The second step is recognizing you cannot legislate peace from your “parental bench”. So what’s a parent to do when they’re stuck in the middle of never ending disagreements? What do you do when you find yourself afraid to lean one way or the other so as not to be accused of favoritism or taking sides? What’s a parent to do?
Well, actually… nothing. That is your third and final step in reclaiming your peace of mind – get out of the middle. Experts agree, let them settle their own issues without your interference as long as they follow the family rules. If your household rules are broken, take the time to address the infraction but not the original disagreement.
Those rules should include:
• No physical violence – this is always completely unacceptable behavior.
• No verbal abuse – it’s never too early for a child to learn how to communicate their point of view effectively. Name calling (including ‘stupid’) and abusive language is also never acceptable.
• Respect – the opposing siblings should respect each other as well as other members in the household. A good idea is to enforce “do not disturb the peace” zones in your home which includes places like the dinner table, in the car or the bedroom at bedtime.
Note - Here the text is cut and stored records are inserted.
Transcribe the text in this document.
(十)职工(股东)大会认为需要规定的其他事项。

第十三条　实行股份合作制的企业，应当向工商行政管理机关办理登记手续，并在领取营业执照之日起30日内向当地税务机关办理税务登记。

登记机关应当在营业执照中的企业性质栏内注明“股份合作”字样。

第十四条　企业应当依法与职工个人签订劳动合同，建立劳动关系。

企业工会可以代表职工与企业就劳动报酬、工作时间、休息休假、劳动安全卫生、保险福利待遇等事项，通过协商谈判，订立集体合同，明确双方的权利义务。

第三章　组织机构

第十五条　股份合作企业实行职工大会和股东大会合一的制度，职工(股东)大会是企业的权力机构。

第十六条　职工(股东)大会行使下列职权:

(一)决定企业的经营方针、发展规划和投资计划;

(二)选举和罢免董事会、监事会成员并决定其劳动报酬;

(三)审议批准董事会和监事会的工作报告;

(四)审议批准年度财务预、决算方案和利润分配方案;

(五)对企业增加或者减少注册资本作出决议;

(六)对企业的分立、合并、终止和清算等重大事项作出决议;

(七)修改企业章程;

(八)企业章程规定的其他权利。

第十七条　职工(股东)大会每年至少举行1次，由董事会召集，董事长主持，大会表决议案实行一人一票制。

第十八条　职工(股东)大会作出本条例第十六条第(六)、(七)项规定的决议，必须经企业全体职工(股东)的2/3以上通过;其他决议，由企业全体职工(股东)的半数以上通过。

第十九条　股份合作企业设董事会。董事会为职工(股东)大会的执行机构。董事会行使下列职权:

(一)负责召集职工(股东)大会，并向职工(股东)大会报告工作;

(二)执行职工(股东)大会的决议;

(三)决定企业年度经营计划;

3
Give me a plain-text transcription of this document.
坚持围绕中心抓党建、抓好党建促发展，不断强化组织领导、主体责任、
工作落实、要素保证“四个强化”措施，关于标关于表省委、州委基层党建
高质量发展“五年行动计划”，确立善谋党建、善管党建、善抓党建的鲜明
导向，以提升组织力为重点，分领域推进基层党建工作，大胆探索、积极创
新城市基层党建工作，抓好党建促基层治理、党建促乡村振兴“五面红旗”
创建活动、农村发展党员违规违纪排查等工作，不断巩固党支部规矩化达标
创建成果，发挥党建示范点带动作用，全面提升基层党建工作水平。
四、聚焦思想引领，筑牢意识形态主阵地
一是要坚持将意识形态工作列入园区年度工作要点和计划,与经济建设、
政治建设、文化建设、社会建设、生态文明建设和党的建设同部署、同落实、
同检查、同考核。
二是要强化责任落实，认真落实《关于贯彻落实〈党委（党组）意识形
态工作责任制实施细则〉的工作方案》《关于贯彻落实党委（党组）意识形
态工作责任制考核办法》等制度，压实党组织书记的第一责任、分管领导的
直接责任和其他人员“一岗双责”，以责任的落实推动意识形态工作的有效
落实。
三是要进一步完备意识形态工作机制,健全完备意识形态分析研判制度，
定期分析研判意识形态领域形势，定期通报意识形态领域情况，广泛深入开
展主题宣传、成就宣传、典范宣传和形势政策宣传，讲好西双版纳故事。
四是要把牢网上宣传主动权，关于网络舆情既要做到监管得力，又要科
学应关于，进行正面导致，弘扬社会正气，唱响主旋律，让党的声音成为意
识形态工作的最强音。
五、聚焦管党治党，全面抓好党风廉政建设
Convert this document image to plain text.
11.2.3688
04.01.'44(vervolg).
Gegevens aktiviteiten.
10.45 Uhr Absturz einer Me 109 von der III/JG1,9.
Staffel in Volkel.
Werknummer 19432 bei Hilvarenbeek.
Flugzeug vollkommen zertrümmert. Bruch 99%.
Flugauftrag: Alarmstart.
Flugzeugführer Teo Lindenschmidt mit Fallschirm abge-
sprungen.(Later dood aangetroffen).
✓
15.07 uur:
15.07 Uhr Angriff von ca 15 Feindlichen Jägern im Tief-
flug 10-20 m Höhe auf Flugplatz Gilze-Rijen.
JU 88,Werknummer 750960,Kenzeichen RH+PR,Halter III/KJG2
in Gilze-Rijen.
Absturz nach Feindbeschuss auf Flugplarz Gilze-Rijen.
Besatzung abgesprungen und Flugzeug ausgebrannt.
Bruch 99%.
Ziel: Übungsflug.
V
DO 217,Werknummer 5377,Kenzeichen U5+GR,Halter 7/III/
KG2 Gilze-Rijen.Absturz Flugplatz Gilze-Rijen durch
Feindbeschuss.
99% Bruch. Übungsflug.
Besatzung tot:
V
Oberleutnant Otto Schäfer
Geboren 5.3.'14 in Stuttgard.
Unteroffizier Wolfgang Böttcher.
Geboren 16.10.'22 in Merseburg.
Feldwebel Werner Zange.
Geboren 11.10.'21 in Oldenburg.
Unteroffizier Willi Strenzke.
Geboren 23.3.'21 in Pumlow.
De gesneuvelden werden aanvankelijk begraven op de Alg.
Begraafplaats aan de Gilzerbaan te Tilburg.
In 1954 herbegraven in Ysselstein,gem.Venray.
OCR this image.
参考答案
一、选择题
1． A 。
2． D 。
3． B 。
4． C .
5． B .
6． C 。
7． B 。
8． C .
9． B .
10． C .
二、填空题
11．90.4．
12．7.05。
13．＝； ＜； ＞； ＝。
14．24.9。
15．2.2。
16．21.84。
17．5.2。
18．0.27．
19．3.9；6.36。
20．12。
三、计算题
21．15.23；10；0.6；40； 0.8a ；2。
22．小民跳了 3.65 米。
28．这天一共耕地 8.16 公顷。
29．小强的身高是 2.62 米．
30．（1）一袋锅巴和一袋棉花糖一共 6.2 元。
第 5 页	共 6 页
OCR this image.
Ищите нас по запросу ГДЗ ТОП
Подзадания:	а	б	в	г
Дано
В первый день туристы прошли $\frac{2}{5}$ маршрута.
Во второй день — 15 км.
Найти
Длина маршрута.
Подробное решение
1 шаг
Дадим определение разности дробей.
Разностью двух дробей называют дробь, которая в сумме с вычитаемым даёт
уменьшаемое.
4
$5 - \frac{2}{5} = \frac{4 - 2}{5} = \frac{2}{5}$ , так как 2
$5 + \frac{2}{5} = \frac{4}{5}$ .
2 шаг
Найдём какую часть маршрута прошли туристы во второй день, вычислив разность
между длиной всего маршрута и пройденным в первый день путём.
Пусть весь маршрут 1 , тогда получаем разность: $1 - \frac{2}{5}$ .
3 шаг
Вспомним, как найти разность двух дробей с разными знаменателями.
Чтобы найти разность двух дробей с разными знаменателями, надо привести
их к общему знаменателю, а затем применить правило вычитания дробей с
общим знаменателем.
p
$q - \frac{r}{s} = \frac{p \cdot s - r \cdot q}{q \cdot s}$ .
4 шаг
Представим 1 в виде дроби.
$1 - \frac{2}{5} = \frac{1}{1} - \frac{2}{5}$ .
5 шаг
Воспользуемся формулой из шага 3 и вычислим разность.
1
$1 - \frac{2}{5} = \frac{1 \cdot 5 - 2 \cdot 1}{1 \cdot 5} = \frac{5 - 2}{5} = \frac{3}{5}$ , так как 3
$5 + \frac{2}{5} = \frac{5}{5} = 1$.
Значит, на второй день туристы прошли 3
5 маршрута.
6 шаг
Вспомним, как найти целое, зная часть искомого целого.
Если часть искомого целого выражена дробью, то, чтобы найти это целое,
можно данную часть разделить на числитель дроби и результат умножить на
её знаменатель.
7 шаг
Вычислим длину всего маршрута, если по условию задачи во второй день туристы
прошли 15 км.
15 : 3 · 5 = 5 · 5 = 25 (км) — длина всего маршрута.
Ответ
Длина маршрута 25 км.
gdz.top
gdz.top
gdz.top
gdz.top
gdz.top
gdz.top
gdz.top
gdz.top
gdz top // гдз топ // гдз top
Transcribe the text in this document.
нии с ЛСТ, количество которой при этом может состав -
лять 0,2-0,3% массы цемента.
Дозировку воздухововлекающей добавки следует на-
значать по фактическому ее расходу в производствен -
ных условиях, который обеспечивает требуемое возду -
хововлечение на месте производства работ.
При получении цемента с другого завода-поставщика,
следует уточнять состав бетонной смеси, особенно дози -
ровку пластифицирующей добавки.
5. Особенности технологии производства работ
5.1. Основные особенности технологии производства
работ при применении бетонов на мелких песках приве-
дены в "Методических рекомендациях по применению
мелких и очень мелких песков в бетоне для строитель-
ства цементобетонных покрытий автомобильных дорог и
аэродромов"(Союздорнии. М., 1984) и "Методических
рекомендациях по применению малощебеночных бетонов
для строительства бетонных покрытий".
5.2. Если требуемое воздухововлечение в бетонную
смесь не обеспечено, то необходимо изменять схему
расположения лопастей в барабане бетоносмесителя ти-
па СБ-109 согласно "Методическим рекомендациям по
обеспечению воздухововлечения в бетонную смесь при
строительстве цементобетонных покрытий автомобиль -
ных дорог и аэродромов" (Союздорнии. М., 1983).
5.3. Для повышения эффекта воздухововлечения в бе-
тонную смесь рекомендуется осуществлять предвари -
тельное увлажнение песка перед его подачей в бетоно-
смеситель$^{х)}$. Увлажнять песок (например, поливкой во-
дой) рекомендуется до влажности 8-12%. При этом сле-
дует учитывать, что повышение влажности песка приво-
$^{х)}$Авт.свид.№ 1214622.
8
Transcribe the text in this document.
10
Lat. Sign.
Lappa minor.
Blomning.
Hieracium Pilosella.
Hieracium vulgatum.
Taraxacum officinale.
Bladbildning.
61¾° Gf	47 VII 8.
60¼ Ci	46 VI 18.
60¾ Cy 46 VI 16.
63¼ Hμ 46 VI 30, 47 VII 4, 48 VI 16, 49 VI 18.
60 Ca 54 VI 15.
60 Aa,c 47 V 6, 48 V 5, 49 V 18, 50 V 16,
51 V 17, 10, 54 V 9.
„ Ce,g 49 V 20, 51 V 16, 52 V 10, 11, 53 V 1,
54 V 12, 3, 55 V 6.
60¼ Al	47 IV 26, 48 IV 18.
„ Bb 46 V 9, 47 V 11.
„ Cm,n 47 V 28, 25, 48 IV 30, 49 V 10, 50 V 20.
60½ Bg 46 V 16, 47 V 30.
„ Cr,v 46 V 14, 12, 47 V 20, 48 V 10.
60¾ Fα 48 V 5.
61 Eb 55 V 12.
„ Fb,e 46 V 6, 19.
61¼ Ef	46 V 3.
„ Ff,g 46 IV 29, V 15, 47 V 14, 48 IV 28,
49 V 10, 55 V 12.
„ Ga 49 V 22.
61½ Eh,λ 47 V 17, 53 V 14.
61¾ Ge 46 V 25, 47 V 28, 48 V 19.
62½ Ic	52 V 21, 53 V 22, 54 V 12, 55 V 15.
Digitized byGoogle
By removing yourself from ongoing disagreements, you not only relieve yourself of the stress which comes from constant refereeing, but you also allow your children to learn conflict resolution skills. Of course, using sound parental judgment is always in order and some disputes, such as destructive behavior and bullying, require special consideration.
In addition, one of the best ways a parent can help with siblings constantly at odds is to have private meetings with each child to talk about their disagreements. Your input, as an unbiased bystander, will more easily be accepted by the siblings, who are eager to finally have your ear. However, the meetings should not be an opportunity to have them vent on each other but rather a way to sort out their own feelings. Encourage them to only discuss themselves - what they thought, or said, or did and why. In calmer times you are able to help them identify ways to avoid conflicts while still celebrating their individuality. It’s also the best time to impress upon them the finest advice known for conflicts involving opposing personalities: Just agree to disagree and move on!